Children's Review: Raymie Nightingale

In all of Newbery Medalist Kate DiCamillo's middle-grade fiction (Flora & Ulysses; The Tale of Despereaux), it's the emotional undercurrents that carry the story. In Raymie Nightingale--the author's most autobiographical novel to date--one powerful undertow is 10-year-old Raymie Clarke's determination to bring her errant dad back home.

Raymie is taking baton-twirling lessons for one reason only: she wants to win the Little Miss Central Florida Tire contest. If she does win, her father, who ran off with a dental hygienist ("like the dish ran away with the spoon," she thinks), will see a photograph of her newly crowned self in the newspaper and promptly return to her and her mom.

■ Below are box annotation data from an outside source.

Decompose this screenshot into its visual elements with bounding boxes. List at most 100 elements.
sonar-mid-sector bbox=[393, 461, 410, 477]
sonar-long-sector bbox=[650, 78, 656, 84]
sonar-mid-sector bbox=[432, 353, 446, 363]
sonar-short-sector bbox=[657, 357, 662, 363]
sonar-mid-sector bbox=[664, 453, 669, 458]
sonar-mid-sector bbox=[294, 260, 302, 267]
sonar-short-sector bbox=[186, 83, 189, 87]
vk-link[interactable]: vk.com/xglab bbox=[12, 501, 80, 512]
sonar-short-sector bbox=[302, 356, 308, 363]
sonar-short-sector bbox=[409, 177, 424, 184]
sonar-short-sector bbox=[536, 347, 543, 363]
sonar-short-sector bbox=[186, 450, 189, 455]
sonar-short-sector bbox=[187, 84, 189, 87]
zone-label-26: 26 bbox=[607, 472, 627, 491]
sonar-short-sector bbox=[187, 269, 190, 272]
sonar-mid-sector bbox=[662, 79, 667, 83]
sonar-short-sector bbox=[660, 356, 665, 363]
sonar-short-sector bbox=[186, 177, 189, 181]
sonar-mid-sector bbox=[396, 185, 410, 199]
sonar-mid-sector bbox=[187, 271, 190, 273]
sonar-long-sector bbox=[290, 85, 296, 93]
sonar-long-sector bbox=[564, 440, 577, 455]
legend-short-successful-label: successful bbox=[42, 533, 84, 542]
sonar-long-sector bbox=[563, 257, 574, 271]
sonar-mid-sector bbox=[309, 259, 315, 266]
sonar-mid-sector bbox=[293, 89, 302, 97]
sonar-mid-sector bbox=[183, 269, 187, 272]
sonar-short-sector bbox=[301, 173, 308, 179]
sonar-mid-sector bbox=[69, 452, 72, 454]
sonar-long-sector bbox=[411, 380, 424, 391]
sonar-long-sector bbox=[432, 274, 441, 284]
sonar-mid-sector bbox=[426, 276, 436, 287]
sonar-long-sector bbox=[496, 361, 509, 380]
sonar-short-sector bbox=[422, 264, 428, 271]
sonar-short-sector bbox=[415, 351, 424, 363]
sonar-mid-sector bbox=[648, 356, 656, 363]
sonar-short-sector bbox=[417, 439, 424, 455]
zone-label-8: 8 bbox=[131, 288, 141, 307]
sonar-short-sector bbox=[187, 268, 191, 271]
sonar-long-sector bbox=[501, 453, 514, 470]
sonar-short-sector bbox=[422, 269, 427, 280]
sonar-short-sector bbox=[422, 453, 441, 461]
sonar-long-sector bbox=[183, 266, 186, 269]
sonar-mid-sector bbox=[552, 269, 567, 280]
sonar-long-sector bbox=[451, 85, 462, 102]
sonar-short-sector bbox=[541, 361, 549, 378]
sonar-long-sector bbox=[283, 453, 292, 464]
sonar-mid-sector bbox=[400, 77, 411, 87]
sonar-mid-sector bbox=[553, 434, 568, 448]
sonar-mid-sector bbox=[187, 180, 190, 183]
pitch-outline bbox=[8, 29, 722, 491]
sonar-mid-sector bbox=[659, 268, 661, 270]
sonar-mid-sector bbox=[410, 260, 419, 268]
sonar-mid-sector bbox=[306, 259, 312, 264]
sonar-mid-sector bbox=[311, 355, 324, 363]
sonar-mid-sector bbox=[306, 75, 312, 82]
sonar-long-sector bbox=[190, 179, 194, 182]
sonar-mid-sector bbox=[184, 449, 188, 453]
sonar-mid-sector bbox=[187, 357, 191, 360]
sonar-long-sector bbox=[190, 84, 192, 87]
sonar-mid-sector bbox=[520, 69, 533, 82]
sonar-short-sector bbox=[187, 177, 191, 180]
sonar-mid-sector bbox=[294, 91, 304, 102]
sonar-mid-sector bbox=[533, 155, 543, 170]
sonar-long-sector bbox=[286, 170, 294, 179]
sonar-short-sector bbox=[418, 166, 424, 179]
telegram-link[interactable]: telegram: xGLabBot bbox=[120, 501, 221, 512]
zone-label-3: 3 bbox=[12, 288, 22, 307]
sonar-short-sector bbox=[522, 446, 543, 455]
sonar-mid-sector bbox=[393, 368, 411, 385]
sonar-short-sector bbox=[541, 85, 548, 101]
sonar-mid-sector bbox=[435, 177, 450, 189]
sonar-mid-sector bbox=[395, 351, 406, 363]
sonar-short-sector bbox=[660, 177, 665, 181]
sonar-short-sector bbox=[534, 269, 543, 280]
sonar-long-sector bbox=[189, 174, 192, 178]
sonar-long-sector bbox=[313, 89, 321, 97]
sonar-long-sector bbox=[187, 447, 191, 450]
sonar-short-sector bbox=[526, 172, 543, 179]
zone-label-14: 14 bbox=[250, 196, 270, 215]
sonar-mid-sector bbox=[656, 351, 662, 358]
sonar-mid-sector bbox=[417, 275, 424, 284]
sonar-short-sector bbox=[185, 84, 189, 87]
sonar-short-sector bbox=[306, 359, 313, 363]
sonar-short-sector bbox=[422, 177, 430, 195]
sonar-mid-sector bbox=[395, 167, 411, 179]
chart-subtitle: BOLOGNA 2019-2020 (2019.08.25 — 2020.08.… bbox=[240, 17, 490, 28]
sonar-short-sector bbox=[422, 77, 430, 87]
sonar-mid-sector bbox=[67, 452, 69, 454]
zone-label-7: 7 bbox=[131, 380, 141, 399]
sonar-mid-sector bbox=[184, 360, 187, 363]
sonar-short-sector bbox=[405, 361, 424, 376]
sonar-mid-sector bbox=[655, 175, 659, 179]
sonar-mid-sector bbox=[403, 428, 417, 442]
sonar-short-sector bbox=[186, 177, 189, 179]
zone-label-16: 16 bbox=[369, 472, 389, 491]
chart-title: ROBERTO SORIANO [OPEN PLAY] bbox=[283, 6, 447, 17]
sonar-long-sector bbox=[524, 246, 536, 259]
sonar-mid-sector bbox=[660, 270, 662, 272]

Two contest competitors are in Raymie's class: the gruff Beverly Tapinski, who is not to be messed with, and the dreamy Louisiana Elefante, who is sick with "swampy lungs" but sings like an angel, especially the song "Raindrops Keep Fallin' on My Head." (This is the summer of 1975.) They have contest agendas, too. Louisiana wants the prize money so she and her tiny grandmother can stop stealing food and "never be terrified again." Beverly wants to sabotage the contest because she hates "spangly things" and is sick of her mother forcing her to perform in endless competitions.

On the Little Miss contest application, the girls must list any good deeds they might have done. Raymie can't think of a thing, so she asks her ancient neighbor Mrs. Borkowski, who's known for dispensing wisdom, such as the notion that most people waste their souls by letting them shrivel. ("Phhhhtttt" is evidently the sound soul-shriveling makes.) Unfortunately, Mrs. Borkowski is no help at all. Raymie turns next to Mrs. Sylvester, her father's secretary, who recommends reading "a suitable book" to the elderly as a possible good deed.

Raymie chooses a dull-looking library book about Florence Nightingale and ventures forth. Golden Glen Nursing Home is a nightmare. Like a character in a campfire ghost story, one of the elderly residents repeatedly screams "Take my hand!" Raymie dares to enter Room 323 of the terrible voice, but as the woman reaches for her, she jumps and drops her library book. She is too traumatized to retrieve it... and runs.

Desperate to get the book back, Raymie enlists the help of the fearless Beverly, and then Louisiana, who suddenly decides their baton-twirling trio should be called the "Three Rancheros." "We'll rescue each other," Louisiana says.

The Little Miss contest does take place as scheduled, but by that time Raymie Nightingale has become the buoyant, poignant story of how three heavy-hearted girls band together to help each other with their respective, ever-evolving missions. DiCamillo's fabulous cast of eccentric characters--including Mrs. Sylvester, who talks like a cartoon bird and believes in candy corn, feeding swans and happy endings--makes for a hugely entertaining parade.

From start to finish, Raymie feels her soul alternately shrinking and expanding like an indecisive balloon as she and her new entourage navigate the waters of friendship and heartbreak, love and loss, life and death. Most of the characters in this fine, funny, meticulously crafted novel live life "wishing for things that are gone," but there's certainly no chance that Raymie's lovely and large soul will ever completely shrivel with a "Phhhhtttt." --Karin Snelson, children's & YA editor, Shelf Awareness

Shelf Talker: Newbery Medalist Kate DiCamillo's seventh novel stars 10-year-old Raymie, whose plot to get her father back yields surprising results.